3 et 4. Figures bibliques dans le discours sécularisé. René Girard prévenait au sujet d’un retour violent du sacré. En nous mettant à l’écoute des avertissements de Franz Rosenzweig par rapport à la sécularisation de l’hébreu, nous lirons et tendrons l’oreille dans la troisième et la quatrième séance vers certaines figures bibliques dans le discours politique d’Israël : Fraternités dangereuses (Isaac/Ismaël, Jacob/Esaü, Joseph et ses frères) ; Samson : le premier attentat suicide. Nous nous approcherons ensuite des batailles portant sur la position de victime. D’abord nous considérerons la destruction des Juifs d’Europe comme base d’une conception militariste en Israël qui conduit les parents à offrir en sacrifice (physique et moral) leurs enfants sur un autre continent et contre un autre ennemi. Ensuite, nous prendrons en vue l’ombre de l’impératif d’effacer la mémoire de ‘Amaléq qui permet d’effacer la mémoire vivante de la Nakba (la catastrophe et l’expulsion du peuple palestinien) : Bible et Shoah ; ‘Amaléq, les Cananéens et la Nakba.

Bibliographie :

  • a) La Bible (Chouraqui), Desclée de Brouwer, Genève, 2003.
  • b) Buber, Martin « Pseudo-samsonisme » en Une terre et deux peuples, Lieu Commun, Paris, 1983.
  • c) Mograbi, Avi « Pour un seul de mes deux yeux » (2008, fragments).
  • d) Arendt, Hannah « La paix ou l’armistice au Proche-Orient ? » (1950) dans Écrits juifs, Fayard, 2011.
  • e) Zertal, Idith « Du Foyer de la Nation au Mur des Lamentations » dans La nation et la mort, La Découverte, 2008.

 

5. Et malgré tout. Entre l’éthique hétéronome (Levinas) et la politique (Buber) il y a encore la poétique et ses promesses de traduction (Darwich). « Hétéronomies darwichiennes » : avec Levinas et malgré lui (l’Autre selon Levinas et selon Darwich).

Bibliographie :

  • a) Buber, Martin Une terre et deux peuples, Lieu Commun, Paris, 1983.
  • b) Buber, Martin « La voie sainte. Parole adressée aux juifs et aux nations » (pour Gustav Landauer), dans Judaïsme, Lonrai, 2004, pp. 124-166 (texte consacré à Gustav Landauer connu comme « le prophète de la communauté »).
  • c) Darwich, Mahmoud La Palestine comme métaphore, Actes Sud, 1997.
  • d) Levinas, Emmanuel "Israël, éthique et politique, entretiens avec S. Malka (avec Alain Finkielkraut)", Les Nouveaux Cahiers, n° 71, 1983, p. 1-8.
  • e) Conversation sur le film de J-L Godard Notre musique (2004)

 

Dans le prolongement de ce séminaire sont proposées deux conférences publiques sur « Dés-orientalisme : l’expérience de traduction plurilingue du poème Le discours de l’Indien rouge de Mahmoud Darwich. », et « Hétéronomies darwichiennes.

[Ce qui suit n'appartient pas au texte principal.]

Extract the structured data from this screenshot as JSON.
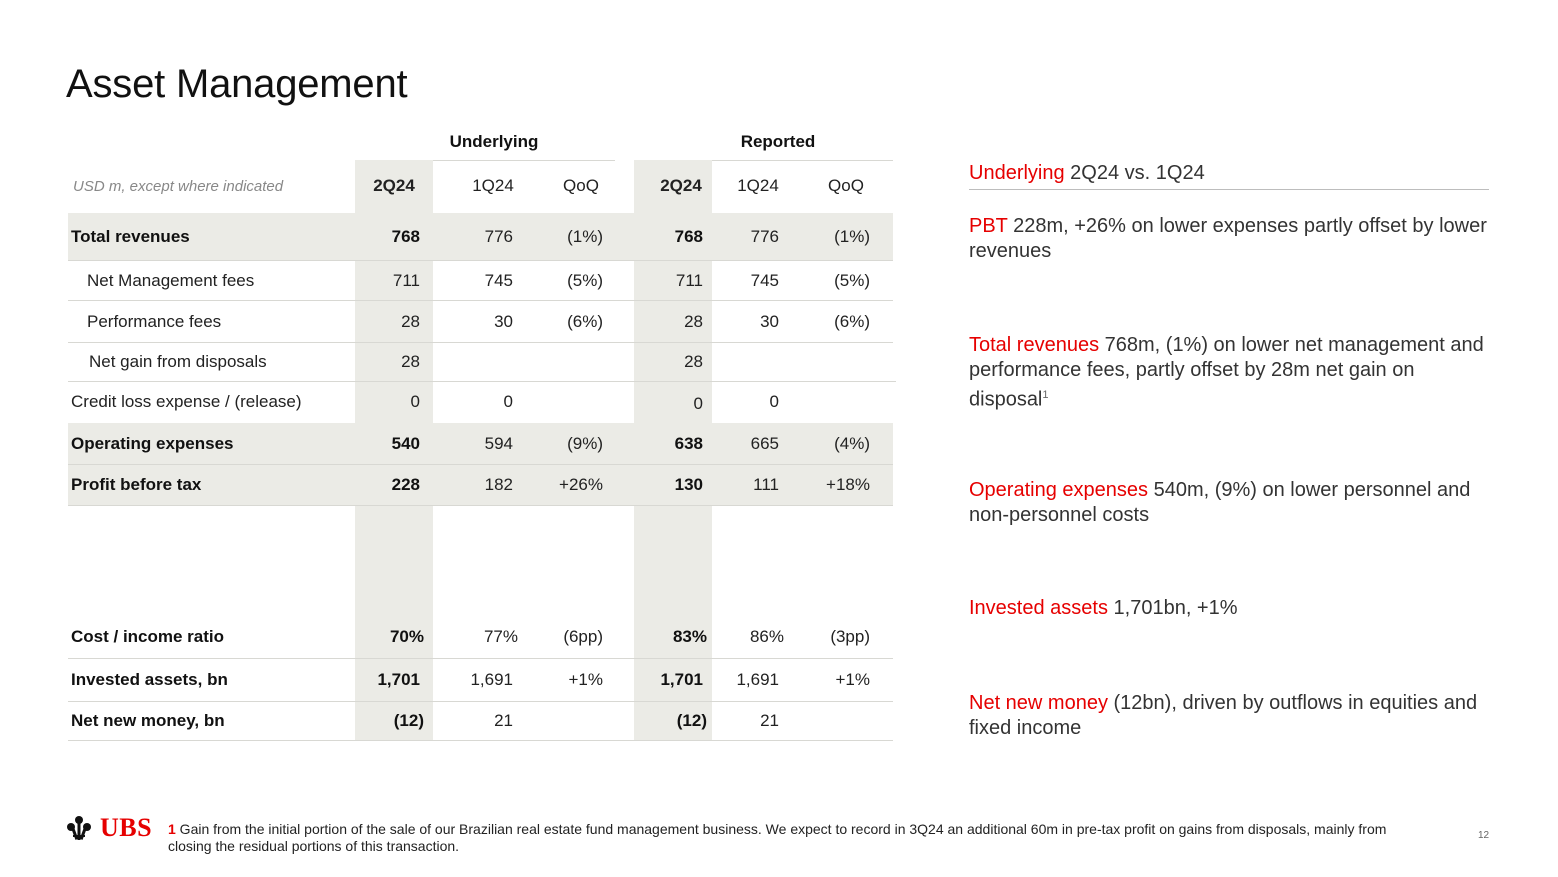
{
  "title": "Asset Management",
  "table": {
    "group_underlying": "Underlying",
    "group_reported": "Reported",
    "unit_label": "USD m, except where indicated",
    "columns": [
      "2Q24",
      "1Q24",
      "QoQ",
      "2Q24",
      "1Q24",
      "QoQ"
    ],
    "rows": {
      "total_revenues": {
        "label": "Total revenues",
        "values": [
          "768",
          "776",
          "(1%)",
          "768",
          "776",
          "(1%)"
        ]
      },
      "net_mgmt_fees": {
        "label": "Net Management fees",
        "values": [
          "711",
          "745",
          "(5%)",
          "711",
          "745",
          "(5%)"
        ]
      },
      "performance_fees": {
        "label": "Performance fees",
        "values": [
          "28",
          "30",
          "(6%)",
          "28",
          "30",
          "(6%)"
        ]
      },
      "net_gain_disposals": {
        "label": "Net gain from disposals",
        "values": [
          "28",
          "",
          "",
          "28",
          "",
          ""
        ]
      },
      "credit_loss": {
        "label": "Credit loss expense / (release)",
        "values": [
          "0",
          "0",
          "",
          "0",
          "0",
          ""
        ]
      },
      "operating_expenses": {
        "label": "Operating expenses",
        "values": [
          "540",
          "594",
          "(9%)",
          "638",
          "665",
          "(4%)"
        ]
      },
      "profit_before_tax": {
        "label": "Profit before tax",
        "values": [
          "228",
          "182",
          "+26%",
          "130",
          "111",
          "+18%"
        ]
      },
      "cost_income_ratio": {
        "label": "Cost / income ratio",
        "values": [
          "70%",
          "77%",
          "(6pp)",
          "83%",
          "86%",
          "(3pp)"
        ]
      },
      "invested_assets": {
        "label": "Invested assets, bn",
        "values": [
          "1,701",
          "1,691",
          "+1%",
          "1,701",
          "1,691",
          "+1%"
        ]
      },
      "net_new_money": {
        "label": "Net new money, bn",
        "values": [
          "(12)",
          "21",
          "",
          "(12)",
          "21",
          ""
        ]
      }
    }
  },
  "commentary": {
    "heading_red": "Underlying",
    "heading_rest": " 2Q24 vs. 1Q24",
    "items": [
      {
        "red": "PBT",
        "text": " 228m, +26% on lower expenses partly offset by lower revenues"
      },
      {
        "red": "Total revenues",
        "text": " 768m, (1%) on lower net management and performance fees, partly offset by 28m net gain on disposal",
        "sup": "1"
      },
      {
        "red": "Operating expenses",
        "text": " 540m, (9%) on lower personnel and non-personnel costs"
      },
      {
        "red": "Invested assets",
        "text": " 1,701bn, +1%"
      },
      {
        "red": "Net new money",
        "text": " (12bn), driven by outflows in equities and fixed income"
      }
    ]
  },
  "footer": {
    "logo_text": "UBS",
    "footnote_num": "1",
    "footnote_text": " Gain from the initial portion of the sale of our Brazilian real estate fund management business. We expect to record in 3Q24 an additional 60m in pre-tax profit on gains from disposals, mainly from closing the residual portions of this transaction.",
    "page_number": "12"
  },
  "colors": {
    "accent_red": "#e60000",
    "shade": "#ebebe6"
  }
}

Exil domiciliaire et utopie poétique. Darwich avec et malgré Levinas. » Dates et lieux seront communiqués ultérieurement en lien avec le Séminaire "Dialogues philosophiques. Rencontres entre chercheurs d’Amérique latine, de la Caraïbe et d’Europe à la Maison de l’Amérique latine à Paris", et avec le Séminaire doctoral de l’axe de recherche "Hétérogénéité des mondes et logiques de l’émancipation" du LLCP EA 4008.